The settlement agreement is between the Sierra Club, Defenders of Wildlife, Santa Clara Valley Audubon Society, state fish and wildlife, and Panoche Valley Solar LLC, a subsidiary of Con Edison Development, which itself is a subsidiary energy services company of Consolidated Edison.

A joint-issued press release dated July 21 states the settlement agreement will help advance renewable energy in the state, create local jobs and protect the environment. The settlement will conserve over 26,000 acres for wildlife habitat.

“As we work toward lowering carbon pollution, it’s critical that new clean energy development is not done at the expense of endangered animals and their habitat,” said Sarah Friedman, senior campaign representative for the Sierra Club’s Beyond Coal Campaign. “The Panoche Valley is critical habitat for three highly endangered species and the development throughout the valley as originally planned would have been devastating. This settlement agreement came about after years of work to preserve the endangered wildlife and delicate habitat in this valley.”

The July 21 press release states that the settlement agreement will reduce the size of the solar project to around 1,300 acres and will permanently conserve approximately 26,418 acres in and around the Panoche Valley.

The Panoche Valley Solar Farm had an original planned capacity of 399 megawatts when the project was first proposed in 2009. It downsized from 399 megawatts to 247 megawatts in 2015 after Con Edison Development acquired 50 percent interest in the project from RET Capital.

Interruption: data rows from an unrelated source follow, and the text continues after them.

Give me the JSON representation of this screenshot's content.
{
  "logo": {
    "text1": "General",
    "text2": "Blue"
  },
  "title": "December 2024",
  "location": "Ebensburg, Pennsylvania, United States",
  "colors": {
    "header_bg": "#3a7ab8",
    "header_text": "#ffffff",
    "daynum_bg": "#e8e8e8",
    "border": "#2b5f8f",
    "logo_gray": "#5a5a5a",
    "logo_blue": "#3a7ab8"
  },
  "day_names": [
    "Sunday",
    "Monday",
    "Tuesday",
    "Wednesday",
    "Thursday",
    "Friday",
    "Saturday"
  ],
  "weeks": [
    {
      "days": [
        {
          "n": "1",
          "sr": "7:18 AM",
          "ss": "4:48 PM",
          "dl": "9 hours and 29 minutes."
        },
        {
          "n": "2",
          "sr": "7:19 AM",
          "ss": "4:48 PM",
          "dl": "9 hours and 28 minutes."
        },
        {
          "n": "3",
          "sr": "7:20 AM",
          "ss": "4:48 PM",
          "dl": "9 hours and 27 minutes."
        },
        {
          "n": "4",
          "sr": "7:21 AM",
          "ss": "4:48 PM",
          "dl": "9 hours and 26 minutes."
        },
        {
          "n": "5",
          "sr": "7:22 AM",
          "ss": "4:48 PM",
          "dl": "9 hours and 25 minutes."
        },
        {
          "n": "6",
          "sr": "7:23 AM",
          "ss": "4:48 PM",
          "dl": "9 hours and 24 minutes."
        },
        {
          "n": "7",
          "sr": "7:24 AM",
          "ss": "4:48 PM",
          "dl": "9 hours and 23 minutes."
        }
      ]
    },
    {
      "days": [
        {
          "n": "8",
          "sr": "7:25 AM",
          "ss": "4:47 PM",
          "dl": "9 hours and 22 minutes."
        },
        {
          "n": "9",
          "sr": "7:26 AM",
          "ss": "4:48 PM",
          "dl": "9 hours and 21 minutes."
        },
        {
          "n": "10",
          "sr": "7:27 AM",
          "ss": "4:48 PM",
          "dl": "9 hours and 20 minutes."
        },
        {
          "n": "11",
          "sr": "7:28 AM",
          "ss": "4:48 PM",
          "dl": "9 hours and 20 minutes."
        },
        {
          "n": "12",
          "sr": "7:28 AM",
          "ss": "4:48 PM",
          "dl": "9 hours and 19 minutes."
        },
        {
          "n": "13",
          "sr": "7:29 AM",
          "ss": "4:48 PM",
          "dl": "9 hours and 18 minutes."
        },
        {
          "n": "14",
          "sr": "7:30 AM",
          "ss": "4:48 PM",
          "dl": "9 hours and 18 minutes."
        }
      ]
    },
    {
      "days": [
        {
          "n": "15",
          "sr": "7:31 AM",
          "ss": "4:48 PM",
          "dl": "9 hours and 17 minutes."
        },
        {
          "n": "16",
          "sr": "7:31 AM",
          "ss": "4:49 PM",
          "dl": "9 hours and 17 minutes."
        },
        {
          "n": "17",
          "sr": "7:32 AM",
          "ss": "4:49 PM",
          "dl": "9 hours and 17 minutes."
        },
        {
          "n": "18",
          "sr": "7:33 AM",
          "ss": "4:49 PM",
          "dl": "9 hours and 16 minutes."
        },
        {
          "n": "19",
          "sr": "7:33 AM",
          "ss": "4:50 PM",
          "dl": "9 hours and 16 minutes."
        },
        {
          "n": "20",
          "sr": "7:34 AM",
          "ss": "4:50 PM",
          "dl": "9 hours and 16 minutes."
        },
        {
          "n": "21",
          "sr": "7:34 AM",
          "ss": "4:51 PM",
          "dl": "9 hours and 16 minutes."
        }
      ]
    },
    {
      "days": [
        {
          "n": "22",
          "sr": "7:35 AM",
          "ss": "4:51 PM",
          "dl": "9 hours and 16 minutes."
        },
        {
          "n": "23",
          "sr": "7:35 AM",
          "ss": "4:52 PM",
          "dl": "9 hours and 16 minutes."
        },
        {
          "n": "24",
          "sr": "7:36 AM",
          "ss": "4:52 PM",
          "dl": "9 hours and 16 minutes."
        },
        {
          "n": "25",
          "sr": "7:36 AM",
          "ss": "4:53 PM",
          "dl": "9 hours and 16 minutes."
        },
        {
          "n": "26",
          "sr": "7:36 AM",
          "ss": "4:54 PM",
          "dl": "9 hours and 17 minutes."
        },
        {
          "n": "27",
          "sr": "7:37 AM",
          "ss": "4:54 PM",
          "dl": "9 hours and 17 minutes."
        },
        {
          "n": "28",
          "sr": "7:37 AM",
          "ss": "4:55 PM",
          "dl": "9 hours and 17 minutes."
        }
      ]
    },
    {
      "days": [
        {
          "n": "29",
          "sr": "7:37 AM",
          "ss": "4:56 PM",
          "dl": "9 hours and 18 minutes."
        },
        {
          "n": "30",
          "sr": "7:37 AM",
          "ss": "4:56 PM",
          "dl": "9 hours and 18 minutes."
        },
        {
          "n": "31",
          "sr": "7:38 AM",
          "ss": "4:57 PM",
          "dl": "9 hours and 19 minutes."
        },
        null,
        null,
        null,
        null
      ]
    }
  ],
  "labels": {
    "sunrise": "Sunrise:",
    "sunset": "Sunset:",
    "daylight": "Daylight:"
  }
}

County supervisors learned at a Tuesday meeting that the project was once again downsizing from 247 megawatts to around 130 megawatts. They asked staff to bring back options in August, including possible litigation against Con Edison Development. Staff anticipate a reduction in expected county revenue from the project due to the downsizing.

The press release states that around 100 megawatts of the Panoche Valley solar project is being proposed for development in Imperial County in Southern California.

Southern California Edison and the California Public Utilities Commission still need to approve the portion of the project planned for relocation.

“We will work diligently with the other parties to obtain the remaining approval of [Southern California Edison] and the [California Public Utilities Commission] so that the conditions of the settlement can be fully implemented for the benefit of the Panoche Valley ecosystem and the citizens of California,” said Panoche Valley Solar President and Chief Executive Officer Mark Noyes.

The solar farm project faced legal hurdles in 2016 over environmental concerns when the Sierra Club, Defenders of Wildlife and the Santa Clara Valley Audubon Society fought the state over endangered species in the project area, including the San Joaquin kit fox, blunt-nosed leopard lizard and giant kangaroo rat. Development at the Imperial site is expected to have less impact on threatened and endangered species and their habitat.

“The Panoche Valley is a globally important landscape and is the only remaining intact habitat for endangered upland San Joaquin Valley species like the giant kangaroo rat, San Joaquin kit fox and the blunt-nosed leopard lizard,” Defenders of Wildlife’s California Program Director Kim Delfino said. “The new agreement recognizes the significant conservation value of the Panoche Valley, reduces the size of the project in this unique valley and moves half of the project to a better site outside the valley.”